Spoken Word Troubles: Auditory Feedback Shows What You Heard Isn't Always What You Said
Throughout today, you will make countless choices, some inconsequential and others significant. Swedish researchers who discovered that people frequently fail to notice mismatches between what they choose and what they get — you select Garamond, say, as your email font but get Times New Roman instead — wanted to explore whether the same might be true for speech. Would you recognize when the words you just said have been changed? In fact, participants in a new series of experiments did not notice differences between what they said and what they heard often enough for the researchers to conclude that generally, people listen to their own voices to help them understand not only what they just said but also what they mean.
“These findings suggest that the meaning of an utterance is not entirely internal to the speaker, but that it is also determined by the feedback we receive from our utterances, and from the inferences we draw from the wider conversational context,” said Dr. Andreas Lind, a cognitive scientist at Lund University. The published research appears online in Psychological Science.
Cosmetic Adjustment
Most people understand that any image or recording can easily and in some cases instantly be changed through various techniques, including Autotone, Photoshop, or simple editing. Many singers routinely use Auto-Tone, an audio processor that alters pitch, to transform the sound of their voices, while magazines commonly use Photoshop or similar programs to adjust not only the intensity of color in a celebrity photograph, but also to make someone appear considerably less fat or less haggard. Truth is, voice, photographs, and film and video recordings are frequently manipulated using common and widely available editing techniques. However, many people don't always factor this into their understanding of the media, especially when a powerful appearance has been created, one that may be more seductive than the simple truth.
What would happen, though, if it was your image or voice that is reflected back at you in a way that has been subtly changed? Would you even notice?
Well, a team of Lund University researchers who have been conducting experiments using a technique they refer to as choice blindness have answered this question.
Essentially, then, participants in their many experiments are fooled into thinking something other than the truth as a way for researchers to learn about decision-making. And in their most recent experiment, the team of researchers used the choice blind technique to explore these questions: “What would it be like if we said one thing, and heard ourselves saying something else? Would we notice something was wrong? Or would we believe we said the thing we heard?”
To explore these matters, the team designed a simple-seeming but elaborate experiment. Wearing headphones, participants performed a computerized task and during the early part of the task, the researchers secretly recorded their words. Next, the researchers requested the participants answer questions with certain set phrases, while blocking the actual feedback of participants' voices in their headphones. As each participants answered the questions, the researchers played back the participant’s own voice, except in each case, a single word had been swapped for one they had previously said. For instance, while saying, “The dress is green,” participants heard their own voices say, “The dress is gray.”

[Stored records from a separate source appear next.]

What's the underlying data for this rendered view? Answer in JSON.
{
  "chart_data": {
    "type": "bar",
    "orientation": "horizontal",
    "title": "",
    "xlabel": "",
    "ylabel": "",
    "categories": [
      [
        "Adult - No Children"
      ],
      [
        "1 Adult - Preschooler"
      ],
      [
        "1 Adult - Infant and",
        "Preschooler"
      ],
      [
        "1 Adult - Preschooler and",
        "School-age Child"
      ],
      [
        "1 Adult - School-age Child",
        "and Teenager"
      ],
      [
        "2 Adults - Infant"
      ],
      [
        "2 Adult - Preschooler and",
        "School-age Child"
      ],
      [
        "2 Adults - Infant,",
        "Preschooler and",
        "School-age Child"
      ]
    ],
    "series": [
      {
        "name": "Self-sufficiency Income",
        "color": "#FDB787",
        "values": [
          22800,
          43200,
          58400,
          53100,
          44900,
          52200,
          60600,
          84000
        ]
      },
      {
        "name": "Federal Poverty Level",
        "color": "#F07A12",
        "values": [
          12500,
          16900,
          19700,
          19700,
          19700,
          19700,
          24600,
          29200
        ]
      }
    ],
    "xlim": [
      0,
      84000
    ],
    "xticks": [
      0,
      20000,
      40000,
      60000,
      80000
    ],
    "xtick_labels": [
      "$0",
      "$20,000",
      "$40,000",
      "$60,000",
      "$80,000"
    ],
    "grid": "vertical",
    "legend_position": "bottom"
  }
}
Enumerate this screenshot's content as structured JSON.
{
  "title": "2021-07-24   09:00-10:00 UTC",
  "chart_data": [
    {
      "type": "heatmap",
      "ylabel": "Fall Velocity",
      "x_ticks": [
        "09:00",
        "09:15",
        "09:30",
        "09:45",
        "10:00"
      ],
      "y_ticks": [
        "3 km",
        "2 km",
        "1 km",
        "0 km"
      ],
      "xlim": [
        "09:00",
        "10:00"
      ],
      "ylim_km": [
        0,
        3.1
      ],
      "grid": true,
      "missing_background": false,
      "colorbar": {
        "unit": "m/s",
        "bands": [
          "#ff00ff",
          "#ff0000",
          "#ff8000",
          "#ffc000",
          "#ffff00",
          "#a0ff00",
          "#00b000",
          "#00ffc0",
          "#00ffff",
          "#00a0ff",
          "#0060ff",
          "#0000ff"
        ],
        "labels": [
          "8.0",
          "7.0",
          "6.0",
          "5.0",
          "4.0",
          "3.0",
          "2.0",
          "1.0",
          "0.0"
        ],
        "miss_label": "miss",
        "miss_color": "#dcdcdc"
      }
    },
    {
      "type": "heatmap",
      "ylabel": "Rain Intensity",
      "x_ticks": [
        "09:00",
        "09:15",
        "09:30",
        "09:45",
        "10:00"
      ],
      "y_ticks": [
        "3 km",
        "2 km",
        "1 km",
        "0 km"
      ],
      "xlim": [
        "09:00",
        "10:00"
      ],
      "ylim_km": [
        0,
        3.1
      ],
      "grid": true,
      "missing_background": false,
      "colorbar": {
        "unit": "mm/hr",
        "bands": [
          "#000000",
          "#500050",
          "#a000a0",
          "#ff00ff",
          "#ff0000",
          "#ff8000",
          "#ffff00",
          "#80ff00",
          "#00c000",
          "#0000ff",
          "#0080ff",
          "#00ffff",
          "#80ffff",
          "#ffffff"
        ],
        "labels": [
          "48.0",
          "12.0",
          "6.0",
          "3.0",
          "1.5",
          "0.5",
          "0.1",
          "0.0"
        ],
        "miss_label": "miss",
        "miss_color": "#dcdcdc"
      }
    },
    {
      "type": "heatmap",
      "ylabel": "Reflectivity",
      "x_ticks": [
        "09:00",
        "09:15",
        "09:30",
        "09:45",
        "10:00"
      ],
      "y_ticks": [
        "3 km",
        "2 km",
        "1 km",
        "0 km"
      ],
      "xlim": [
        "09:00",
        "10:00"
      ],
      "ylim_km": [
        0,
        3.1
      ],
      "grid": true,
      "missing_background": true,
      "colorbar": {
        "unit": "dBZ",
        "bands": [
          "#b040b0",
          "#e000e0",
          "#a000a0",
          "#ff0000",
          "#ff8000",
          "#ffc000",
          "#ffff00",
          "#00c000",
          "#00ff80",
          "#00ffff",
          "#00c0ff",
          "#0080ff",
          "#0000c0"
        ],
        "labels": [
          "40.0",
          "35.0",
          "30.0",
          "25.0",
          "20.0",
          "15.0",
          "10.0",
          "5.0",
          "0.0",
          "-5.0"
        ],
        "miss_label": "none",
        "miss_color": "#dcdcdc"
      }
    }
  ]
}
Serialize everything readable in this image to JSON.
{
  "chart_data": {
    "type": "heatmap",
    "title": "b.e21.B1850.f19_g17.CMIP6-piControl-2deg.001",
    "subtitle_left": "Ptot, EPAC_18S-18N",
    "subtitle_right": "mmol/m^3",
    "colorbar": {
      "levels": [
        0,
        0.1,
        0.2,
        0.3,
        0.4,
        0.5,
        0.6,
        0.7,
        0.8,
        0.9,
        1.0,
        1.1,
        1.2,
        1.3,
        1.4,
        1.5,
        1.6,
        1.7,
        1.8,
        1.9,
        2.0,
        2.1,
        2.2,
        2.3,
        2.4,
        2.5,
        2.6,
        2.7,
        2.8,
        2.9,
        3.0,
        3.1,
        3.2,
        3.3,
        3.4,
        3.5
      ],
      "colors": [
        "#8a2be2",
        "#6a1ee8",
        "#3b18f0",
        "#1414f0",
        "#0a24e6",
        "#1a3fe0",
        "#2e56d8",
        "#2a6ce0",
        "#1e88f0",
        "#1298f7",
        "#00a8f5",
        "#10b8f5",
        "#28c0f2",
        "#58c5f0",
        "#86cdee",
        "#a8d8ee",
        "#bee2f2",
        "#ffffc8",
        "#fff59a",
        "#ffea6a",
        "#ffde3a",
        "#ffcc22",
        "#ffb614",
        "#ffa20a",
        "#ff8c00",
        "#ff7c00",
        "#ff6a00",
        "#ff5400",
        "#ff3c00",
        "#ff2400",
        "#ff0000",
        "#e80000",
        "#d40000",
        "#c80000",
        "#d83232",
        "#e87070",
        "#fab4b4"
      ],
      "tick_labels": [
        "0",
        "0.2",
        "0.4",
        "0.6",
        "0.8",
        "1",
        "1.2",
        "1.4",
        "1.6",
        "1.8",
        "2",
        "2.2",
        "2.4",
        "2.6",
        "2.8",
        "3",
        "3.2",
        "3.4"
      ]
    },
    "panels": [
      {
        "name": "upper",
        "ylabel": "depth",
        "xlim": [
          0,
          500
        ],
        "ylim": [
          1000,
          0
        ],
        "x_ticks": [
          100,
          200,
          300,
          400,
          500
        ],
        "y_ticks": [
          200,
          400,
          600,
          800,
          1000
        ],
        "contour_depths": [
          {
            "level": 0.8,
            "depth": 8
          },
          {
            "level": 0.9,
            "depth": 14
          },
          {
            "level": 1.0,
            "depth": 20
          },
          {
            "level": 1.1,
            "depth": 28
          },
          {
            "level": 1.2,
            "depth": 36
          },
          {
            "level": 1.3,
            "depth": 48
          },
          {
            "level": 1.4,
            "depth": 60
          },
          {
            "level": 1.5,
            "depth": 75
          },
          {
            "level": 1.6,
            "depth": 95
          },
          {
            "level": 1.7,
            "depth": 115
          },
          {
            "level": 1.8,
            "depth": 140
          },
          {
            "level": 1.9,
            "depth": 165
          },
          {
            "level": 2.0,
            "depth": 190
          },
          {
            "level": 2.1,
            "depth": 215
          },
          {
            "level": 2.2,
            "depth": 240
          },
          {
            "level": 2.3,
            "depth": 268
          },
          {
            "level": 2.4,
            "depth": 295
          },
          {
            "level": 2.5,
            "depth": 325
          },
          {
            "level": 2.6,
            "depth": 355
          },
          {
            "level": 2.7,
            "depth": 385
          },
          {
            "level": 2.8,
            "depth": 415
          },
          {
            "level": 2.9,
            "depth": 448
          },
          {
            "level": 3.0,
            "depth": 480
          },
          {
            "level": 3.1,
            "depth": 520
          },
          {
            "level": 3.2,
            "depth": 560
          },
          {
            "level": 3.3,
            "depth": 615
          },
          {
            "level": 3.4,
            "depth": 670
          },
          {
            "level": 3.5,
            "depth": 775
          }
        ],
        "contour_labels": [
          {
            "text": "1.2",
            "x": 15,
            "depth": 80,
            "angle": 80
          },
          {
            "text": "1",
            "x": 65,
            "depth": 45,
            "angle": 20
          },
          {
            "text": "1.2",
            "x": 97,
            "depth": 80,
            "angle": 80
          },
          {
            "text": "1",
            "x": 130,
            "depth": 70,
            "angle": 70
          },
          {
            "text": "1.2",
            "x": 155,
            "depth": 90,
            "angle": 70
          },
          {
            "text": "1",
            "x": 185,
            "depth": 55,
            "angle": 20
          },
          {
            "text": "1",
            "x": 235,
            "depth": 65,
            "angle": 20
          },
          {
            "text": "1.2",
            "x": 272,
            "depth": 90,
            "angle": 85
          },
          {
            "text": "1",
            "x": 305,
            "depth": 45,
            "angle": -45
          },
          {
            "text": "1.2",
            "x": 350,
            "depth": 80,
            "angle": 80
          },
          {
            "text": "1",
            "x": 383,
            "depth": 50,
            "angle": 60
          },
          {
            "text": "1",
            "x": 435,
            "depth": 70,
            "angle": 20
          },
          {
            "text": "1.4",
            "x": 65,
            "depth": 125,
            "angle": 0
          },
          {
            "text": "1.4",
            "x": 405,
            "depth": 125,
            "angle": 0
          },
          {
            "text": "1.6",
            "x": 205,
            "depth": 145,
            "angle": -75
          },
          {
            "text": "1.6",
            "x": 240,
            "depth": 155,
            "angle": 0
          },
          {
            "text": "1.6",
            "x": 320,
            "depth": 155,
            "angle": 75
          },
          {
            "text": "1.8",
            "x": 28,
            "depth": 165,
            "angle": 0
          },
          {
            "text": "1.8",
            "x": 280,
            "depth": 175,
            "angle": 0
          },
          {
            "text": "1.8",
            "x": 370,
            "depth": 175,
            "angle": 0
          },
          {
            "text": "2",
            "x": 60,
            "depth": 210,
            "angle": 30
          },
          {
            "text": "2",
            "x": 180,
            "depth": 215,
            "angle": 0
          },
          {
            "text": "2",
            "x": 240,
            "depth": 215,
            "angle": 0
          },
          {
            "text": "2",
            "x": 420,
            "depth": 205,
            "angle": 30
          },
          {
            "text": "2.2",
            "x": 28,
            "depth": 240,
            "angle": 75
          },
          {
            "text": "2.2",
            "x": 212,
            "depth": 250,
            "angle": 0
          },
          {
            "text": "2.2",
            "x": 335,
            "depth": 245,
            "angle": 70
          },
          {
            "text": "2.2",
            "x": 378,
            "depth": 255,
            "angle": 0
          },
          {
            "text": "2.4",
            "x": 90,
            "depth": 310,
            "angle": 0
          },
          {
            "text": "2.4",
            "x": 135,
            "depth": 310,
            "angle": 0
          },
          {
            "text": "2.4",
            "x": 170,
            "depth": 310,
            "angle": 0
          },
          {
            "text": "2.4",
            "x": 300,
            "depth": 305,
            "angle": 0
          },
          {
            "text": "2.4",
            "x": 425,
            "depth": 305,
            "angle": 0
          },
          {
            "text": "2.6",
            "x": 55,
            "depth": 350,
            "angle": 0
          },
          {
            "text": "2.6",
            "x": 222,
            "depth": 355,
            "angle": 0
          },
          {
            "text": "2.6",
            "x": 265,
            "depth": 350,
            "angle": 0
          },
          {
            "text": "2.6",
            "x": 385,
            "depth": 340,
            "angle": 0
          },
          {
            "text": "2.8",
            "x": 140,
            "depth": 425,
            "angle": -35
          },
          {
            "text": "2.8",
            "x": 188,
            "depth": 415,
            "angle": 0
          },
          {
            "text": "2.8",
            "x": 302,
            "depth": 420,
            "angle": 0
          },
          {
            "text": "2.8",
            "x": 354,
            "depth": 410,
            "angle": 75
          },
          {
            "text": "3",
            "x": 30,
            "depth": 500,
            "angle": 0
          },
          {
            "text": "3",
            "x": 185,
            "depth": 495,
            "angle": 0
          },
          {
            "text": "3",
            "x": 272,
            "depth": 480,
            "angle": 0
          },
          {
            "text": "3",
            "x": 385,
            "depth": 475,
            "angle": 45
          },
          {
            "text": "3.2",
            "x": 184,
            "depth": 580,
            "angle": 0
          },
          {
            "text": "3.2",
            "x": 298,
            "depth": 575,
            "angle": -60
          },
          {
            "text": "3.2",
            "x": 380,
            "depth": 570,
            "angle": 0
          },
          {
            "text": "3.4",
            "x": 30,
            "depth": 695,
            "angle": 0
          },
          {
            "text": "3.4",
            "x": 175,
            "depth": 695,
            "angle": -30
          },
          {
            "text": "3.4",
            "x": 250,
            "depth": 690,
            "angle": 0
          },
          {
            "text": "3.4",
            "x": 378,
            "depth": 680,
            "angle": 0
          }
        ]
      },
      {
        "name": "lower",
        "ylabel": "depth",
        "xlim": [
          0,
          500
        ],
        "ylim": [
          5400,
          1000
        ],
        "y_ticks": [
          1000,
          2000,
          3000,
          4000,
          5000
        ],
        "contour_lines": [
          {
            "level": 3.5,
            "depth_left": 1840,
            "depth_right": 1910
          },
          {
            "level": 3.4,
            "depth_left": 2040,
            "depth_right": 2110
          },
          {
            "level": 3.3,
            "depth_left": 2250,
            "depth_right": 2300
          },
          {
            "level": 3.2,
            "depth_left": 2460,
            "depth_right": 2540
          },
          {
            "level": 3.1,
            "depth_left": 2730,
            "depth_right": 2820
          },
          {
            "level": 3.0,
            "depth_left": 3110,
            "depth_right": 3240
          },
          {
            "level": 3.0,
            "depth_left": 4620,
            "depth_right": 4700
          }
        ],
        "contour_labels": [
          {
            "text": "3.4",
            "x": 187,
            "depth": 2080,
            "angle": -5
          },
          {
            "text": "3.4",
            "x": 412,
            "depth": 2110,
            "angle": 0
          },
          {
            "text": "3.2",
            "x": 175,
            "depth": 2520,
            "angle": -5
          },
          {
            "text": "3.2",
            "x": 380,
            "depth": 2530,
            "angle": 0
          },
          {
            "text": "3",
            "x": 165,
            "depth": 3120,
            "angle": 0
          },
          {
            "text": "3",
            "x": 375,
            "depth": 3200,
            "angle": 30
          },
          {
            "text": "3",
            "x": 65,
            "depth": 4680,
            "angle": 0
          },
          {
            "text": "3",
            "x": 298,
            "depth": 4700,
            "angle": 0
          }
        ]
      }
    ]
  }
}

What did they researchers discover? When the playback was timed well enough, more than two thirds of the manipulations went undetected by the participants in the study. “Crucially, in a large proportion of the non-detected manipulated trials, the inserted words were experienced as self-produced by the participants,” wrote the participants. Specifically, in 85 percent of all non-detected exchanges, the participants believed they themselves had said whatever word was inserted by the researchers. The team understands these results as offering evidence that we listen to our own voices to help understand the meaning of what we are saying. However, a wider implication of this potentially paranoia-inducing experiment suggests that difficult-to-detect changes may influence our perception of the truth.
Source: Lind A, Hall L, Breidegard B, Balkenius C, Johansson P. Speakers’ Acceptance of Real-Time Speech Exchange Indicates That We Use Auditory Feedback to Specify the Meaning of What We Say. Psychological Science. 2014.